Un modo più funzionale per ridurre il mal di mare da complessità è la cultura.
Ecco quindi alcune definizioni legate al tema:
Identità sessuale: aspetto dell’identità di una persona che nasce dall’incontro di aspetti biologici, psicologici, educativi e socioculturali.
Sesso biologico: appartenenza biologica al sesso maschile o femminile determinata dai cromosomi sessuali.
Identità di genere: senso soggettivo di appartenenza della persona alle categorie di uomo o donna o altro rispetto a queste due polarità.
Ruolo di genere: espressione culturalmente e socialmente definita dell’identità di genere. È l’insieme delle aspettative su come gli uomini e le donne si debbano comportare in una data cultura, società e periodo storico.
Orientamento sessuale: indica il genere e le caratteristiche sessuali oggetto di attrazione erotico-affettiva.
Queer: letteralmente “strambo”, “eccentrico”. Oggi è un termine utilizzato per indicare tutte le soggettività che non aderiscono alle aspettative della società eteronormativa che identifica come “normale” un’identità sessuale cisgender, eterosessuale e in linea con i canoni che la società promuove rispetto ai ruoli di uomo e di donna.

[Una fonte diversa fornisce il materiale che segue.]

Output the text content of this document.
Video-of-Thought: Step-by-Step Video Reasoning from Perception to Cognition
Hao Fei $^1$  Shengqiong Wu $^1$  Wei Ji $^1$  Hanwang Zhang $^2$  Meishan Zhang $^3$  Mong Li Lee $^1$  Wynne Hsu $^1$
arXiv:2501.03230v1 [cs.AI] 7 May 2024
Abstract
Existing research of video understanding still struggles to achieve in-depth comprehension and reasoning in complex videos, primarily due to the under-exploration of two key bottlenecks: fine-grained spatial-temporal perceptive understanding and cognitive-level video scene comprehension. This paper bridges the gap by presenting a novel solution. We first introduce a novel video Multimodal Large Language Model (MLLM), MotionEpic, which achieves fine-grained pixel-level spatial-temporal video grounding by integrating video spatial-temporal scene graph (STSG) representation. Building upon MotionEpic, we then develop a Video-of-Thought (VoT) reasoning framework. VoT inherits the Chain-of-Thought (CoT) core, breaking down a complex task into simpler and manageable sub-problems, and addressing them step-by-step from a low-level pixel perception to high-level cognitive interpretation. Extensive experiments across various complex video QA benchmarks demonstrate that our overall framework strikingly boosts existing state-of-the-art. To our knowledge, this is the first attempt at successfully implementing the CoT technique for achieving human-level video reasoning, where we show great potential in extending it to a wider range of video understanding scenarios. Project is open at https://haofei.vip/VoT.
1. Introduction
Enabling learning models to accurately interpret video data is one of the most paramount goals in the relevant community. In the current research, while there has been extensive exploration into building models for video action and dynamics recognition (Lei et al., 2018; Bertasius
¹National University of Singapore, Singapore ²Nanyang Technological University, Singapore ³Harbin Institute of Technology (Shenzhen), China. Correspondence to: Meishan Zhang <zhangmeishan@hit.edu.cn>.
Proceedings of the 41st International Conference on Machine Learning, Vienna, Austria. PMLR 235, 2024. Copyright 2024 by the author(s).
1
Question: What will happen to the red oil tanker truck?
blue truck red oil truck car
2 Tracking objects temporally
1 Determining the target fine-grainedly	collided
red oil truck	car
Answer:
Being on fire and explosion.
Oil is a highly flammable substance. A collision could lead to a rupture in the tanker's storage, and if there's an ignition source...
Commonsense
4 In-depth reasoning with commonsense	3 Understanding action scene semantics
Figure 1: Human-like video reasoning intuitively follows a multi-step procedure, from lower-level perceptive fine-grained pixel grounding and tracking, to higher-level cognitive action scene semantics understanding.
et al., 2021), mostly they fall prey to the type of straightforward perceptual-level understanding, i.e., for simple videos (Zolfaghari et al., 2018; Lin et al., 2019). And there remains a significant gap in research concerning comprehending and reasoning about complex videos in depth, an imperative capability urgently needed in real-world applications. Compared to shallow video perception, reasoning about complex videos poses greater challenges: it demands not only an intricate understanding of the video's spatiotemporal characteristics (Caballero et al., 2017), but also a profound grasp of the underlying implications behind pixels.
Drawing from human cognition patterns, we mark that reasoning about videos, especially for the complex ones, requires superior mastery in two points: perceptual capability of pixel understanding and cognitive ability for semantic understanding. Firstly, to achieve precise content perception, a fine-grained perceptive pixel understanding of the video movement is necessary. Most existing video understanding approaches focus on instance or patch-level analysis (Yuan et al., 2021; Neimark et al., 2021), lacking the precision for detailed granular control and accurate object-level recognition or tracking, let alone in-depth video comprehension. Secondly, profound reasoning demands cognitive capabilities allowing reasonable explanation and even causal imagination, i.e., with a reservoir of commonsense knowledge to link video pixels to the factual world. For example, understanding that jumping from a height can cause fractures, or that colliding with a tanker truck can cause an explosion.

Cisgender: gli uomini e le donne cisgender sono quelli che si riconoscono nel genere corrispondente al loro sesso biologico (esempio: sono biologicamente maschio, mi sento un uomo).
Transgender: le persone transgender sono quelle che si riconoscono nel genere opposto al loro sesso biologico (esempio: sono biologicamente maschio, mi sento una donna).
Crossdressing: l’atto o l’abitudine di indossare abiti o accessori che in un determinato contesto socio-culturale vengono associati al sesso opposto.
Binario e non-binario: Quando si usa il termine “non-binario” per descrivere l’identità di genere di una persona, significa che questa persona non si identifica con le categorie tradizionali di uomini o donne. Il binarismo di genere è l’idea che esistano solo due categorie di esperienze di genere.
Eterosessismo: Negli anni ‘80 si iniziò a parlare di eterosessismo denunciando come la società fosse regolata da un sistema che non riconosceva e non tutelava le persone LGBT da un punto di vista sociale, economico e legale. E’ eterosessismo anche dare per scontato che la persona che abbiamo davanti sia eterosessuale.
Minority stress: si tratta dello stress derivato dall’occupare uno status minoritario all’interno della società e dei suoi effetti sul benessere psicologico delle persone omosessuali. Poiché inserite all’interno di una società eterosessista, sono soggetti a uno stress cronico legato alla loro stigmatizzazione. Si declina in:
- omofobia interiorizzata: la persona omosessuale può essere condotta a vivere il proprio orientamento sessuale in modo conflittuale o, nel caso estremo, a negarlo, contrastarlo e nutrire sentimenti negativi nei confronti degli altri omosessuali
- stigma percepito: a partire dalla percezione del rifiuto sociale, la persona omosessuale adotta un livello di vigilanza relativo al timore di essere identificato come gay o lesbica;
- esperienze vissute di discriminazione e violenza che possono avere caratteristiche traumatiche acute e/o croniche.
Empowerment: La conquista della consapevolezza di sé e del controllo sulle proprie scelte, decisioni e azioni, sia nell’ambito delle relazioni personali sia in quello della vita politica e sociale.
* Nel 1957 Evelyn Hooker, somministrò test a gruppi omo ed eterosessuali per esaminare se fosse possibile differenziare il loro funzionamento psicologico. I protocolli dei test dei due gruppi, valutati in cieco rispetto all‟orientamento sessuale dei soggetti, si rivelarono non distinguibili, non era possibile dunque identificare dei markers psicopatologici dell’omosessualità. Questo risultato diede una prova concreta che l’omosessualità non fosse da considerarsi una categoria diagnostica. Nel 1974 la voce omosessualità viene eliminata dal DSM, il manuale diagnostico e statistico dei disturbi mentali.